Opéra de Paris : saison terminée, la reprise en danger
Il y a cinq jours de cela nous écrivions "La fin de saison pas encore annulée, la rentrée en danger". La fin de saison est finalement bien annulée et la rentrée plus qu'en danger : le Directeur de l'institution lyrique capitale (Bastille & Garnier) fait cette annonce par une phrase dans le quotidien Le Monde avant que son établissement ne semble en avoir été informé ou au moins ne souhaite en informer la presse (malgré nos questions précises, réitérées avant même le confinement) et son public (les ventes de billets pour les spectacles des prochains mois avaient été suspendues il y a peu mais les pages des productions sont toujours présentes et la page des annulations ne liste des spectacles que jusqu'en mai).
Au moment même où nous tapons ces lignes, l'Opéra de Paris envoie des messages et tweets mettant en avant des formules d'abonnement et des packs avec les spectacles de septembre
Pourtant, comme le reconnaît Stéphane Lissner lorsque le quotidien généraliste rappelle que les théâtres seront les derniers déconfinés : « La saison est terminée et je ne suis pas très optimiste pour la rentrée de septembre. »
La réouverture qui s'annonce d'ores et déjà comme un casse-tête et menace (pour reprendre la liste des prochains opéras prévus) d'achever non seulement Carmen mais aussi Don José et tout le Walhalla, a déjà causé une huitième mort à Maria Callas, promet un Elixir d'amour non seulement faux mais empoisonné, une Iphigénie en Tauride version Warlikowski qui ne sortira pas de sa maison de retraite.

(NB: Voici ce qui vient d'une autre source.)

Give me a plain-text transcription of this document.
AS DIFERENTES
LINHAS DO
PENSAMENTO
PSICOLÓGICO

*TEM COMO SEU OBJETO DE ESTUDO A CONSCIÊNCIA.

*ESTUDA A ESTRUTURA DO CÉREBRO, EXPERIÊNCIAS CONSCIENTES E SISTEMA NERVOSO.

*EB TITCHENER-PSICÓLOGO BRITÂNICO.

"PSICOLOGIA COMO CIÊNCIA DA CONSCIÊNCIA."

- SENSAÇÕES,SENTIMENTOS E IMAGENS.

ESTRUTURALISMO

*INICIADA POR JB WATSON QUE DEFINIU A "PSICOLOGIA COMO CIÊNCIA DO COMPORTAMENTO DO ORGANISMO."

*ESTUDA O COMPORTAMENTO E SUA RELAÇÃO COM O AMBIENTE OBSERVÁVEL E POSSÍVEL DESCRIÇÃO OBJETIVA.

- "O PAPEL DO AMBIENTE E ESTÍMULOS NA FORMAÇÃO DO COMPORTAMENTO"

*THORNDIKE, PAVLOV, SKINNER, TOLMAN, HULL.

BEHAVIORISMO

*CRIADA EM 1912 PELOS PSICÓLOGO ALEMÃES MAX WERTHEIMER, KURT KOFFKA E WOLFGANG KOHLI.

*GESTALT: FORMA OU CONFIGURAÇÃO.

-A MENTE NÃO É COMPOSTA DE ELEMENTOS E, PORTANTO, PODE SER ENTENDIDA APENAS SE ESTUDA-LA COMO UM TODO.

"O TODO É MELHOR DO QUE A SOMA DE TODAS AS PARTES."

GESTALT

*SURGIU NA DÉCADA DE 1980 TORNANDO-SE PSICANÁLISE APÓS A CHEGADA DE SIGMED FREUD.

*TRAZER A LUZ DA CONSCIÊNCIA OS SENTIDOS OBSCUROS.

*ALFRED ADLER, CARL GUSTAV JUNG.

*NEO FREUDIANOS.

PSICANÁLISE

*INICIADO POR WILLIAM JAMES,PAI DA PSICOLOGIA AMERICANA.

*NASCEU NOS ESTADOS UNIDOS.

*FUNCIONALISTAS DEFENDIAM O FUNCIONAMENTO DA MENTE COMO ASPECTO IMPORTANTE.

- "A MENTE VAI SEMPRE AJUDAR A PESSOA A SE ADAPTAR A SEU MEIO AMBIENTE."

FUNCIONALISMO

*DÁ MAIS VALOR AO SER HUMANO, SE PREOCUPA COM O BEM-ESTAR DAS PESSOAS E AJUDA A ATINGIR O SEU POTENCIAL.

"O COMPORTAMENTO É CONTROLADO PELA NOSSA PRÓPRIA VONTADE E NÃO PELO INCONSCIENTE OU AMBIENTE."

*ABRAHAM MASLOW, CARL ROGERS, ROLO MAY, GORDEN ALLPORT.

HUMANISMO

Stéphane Lissner ajoute un autre élément : « Il faudra certainement revoir les prix des places. » Le Directeur rappelle en cela, quoiqu'en quelques mots, la double peine -et même en fait la triple peine- pour les salles d'opéras qui ne savent pas quand elles rouvriront, qui verront leurs frais augmenter (plusieurs d'entre elles n'ont aucune idée de comment financer des mesures sanitaires pour leurs établissements, ne serait-ce que la désinfection des lieux afin de laisser le personnel revenir travailler) et leurs ressources diminuer (plusieurs nous ont déjà annoncé qu'elles baisseront le prix des places pour inciter le public à revenir, alors que le nombre des abonnements diminue aussi, sans parler des inquiétudes sur les rentrées de mécénats ou encore les baisses de revenus annexes tels que boissons-restauration sur place, voire dans certains cas des baisses de subventions).
« La crise que nous vivons aura au moins servi à mettre en lumière de façon très crue la situation du service public, poursuit Stéphane Lissner, qui quittera ses fonctions fin juillet 2021. De manière particulièrement dramatique dans le domaine de la santé, de façon moins directe mais néanmoins désastreuse dans celui de la culture. » Là encore difficile de saisir l'enjeu de ces propos, qu'il s'agisse d'une remise en question de l'embauche de personnels fonctionnaires par l'opéra et/ou de l'investissement des gouvernants dans la culture -sachant que l'Opéra de Paris reçoit les deux tiers des subventions publiques pour les théâtres lyriques.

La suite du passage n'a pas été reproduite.